How we'll print some metadata about what's returned by weights = model.get_layer('gru').get_weights(). Which gives,

Number of arrays in weights: 3
Shape of each array in weights: [(10, 96), (32, 96), (2, 96)]

Let's go back to what weights defined by the GRUCell. We got,

self.kernel = self.add_weight(
    shape=(input_dim, self.units * 3),
    ...
)
self.recurrent_kernel = self.add_weight(
    shape=(self.units, self.units * 3),
    ...
)

    ...
    bias_shape = (2, 3 * self.units)
    self.bias = self.add_weight(
        shape=bias_shape,
        ...
    )

This is what you're seeing as weights (in that order). Here's why they are shaped like this. GRU computations are outlined here.

The first matrix in weights (of shape [10, 96]) is a concatenation of Wz|Wr|Wh (in that order). Each of these is a [10, 32] sized tensor. Concatenation gives a [10, 32*3=96] sized tensor.

Similarly, the second matrix is a concatenation of Uz|Ur|Uh. Each of these is a [32, 32] sized tensor which becomes [32, 96] after concatenation.
You can see how they break this combined weight matrix to each of z, r and h components here.
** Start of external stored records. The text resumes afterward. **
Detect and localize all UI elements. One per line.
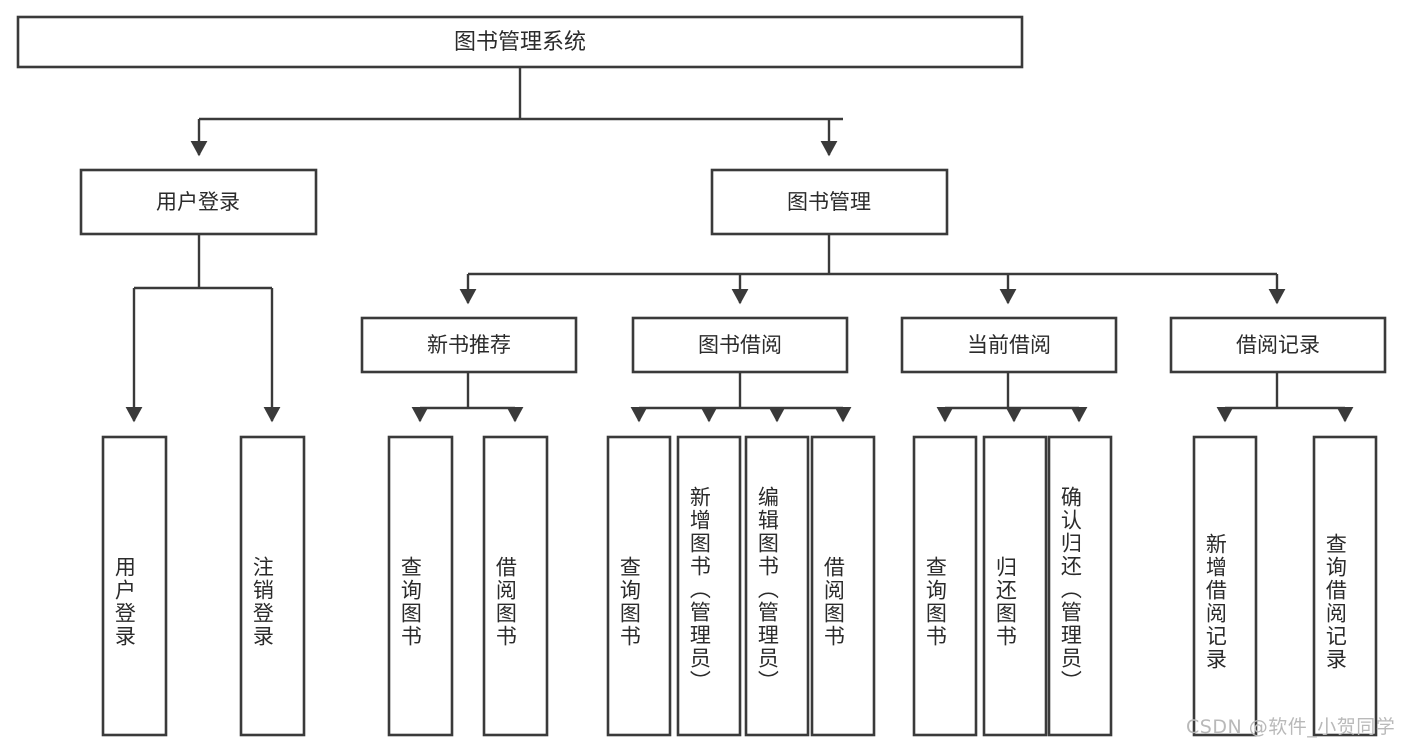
node-new-book-recommend[interactable]: 新书推荐 [360, 316, 578, 374]
node-book-borrow-label: 图书借阅 [698, 333, 782, 357]
node-user-login-label: 用户登录 [156, 190, 240, 214]
leaf-box-return-book[interactable] [982, 435, 1048, 737]
leaf-box-edit-book[interactable] [744, 435, 810, 737]
leaf-box-logout[interactable] [239, 435, 306, 737]
leaf-box-user-login[interactable] [101, 435, 168, 737]
connector-newbook-to-leaves [411, 372, 524, 423]
leaf-box-confirm-return[interactable] [1047, 435, 1113, 737]
node-borrow-record-label: 借阅记录 [1236, 333, 1320, 357]
connector-borrowrecord-to-leaves [1216, 372, 1354, 423]
leaf-box-borrow-book-2[interactable] [810, 435, 876, 737]
node-book-borrow[interactable]: 图书借阅 [631, 316, 849, 374]
connector-bookborrow-to-leaves [630, 372, 852, 423]
connector-root-to-level2 [190, 67, 843, 157]
node-user-login[interactable]: 用户登录 [79, 168, 318, 236]
node-root-label: 图书管理系统 [454, 30, 586, 55]
leaf-box-add-borrow-record[interactable] [1192, 435, 1258, 737]
node-current-borrow[interactable]: 当前借阅 [900, 316, 1118, 374]
node-borrow-record[interactable]: 借阅记录 [1169, 316, 1387, 374]
leaf-box-query-borrow-record[interactable] [1312, 435, 1378, 737]
node-root[interactable]: 图书管理系统 [16, 15, 1024, 69]
leaf-box-query-book-1[interactable] [387, 435, 454, 737]
watermark-text: CSDN @软件_小贺同学 [1186, 716, 1396, 738]
leaf-box-query-book-2[interactable] [606, 435, 672, 737]
connector-currentborrow-to-leaves [936, 372, 1088, 423]
node-book-management-label: 图书管理 [787, 190, 871, 214]
leaf-box-borrow-book-1[interactable] [482, 435, 549, 737]
connector-userlogin-to-leaves [125, 234, 281, 423]
leaf-box-query-book-3[interactable] [912, 435, 978, 737]
connector-bookmgmt-to-level3 [459, 234, 1286, 305]
node-current-borrow-label: 当前借阅 [967, 333, 1051, 357]
node-new-book-recommend-label: 新书推荐 [427, 333, 511, 357]
node-book-management[interactable]: 图书管理 [710, 168, 949, 236]
leaf-box-add-book[interactable] [676, 435, 742, 737]
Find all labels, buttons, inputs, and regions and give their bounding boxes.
Finally the bias. It contains 2 biases i.e. [2, 96] sized tensor; input_bias and recurrent_bias. Again, biases from all gates/weights are combined to a single tensor. Typically, only the input_bias is used. But if you have reset_after (decides how the reset gate is applied) set to True, then the recurrent_bias gets used. It's an implementation detail.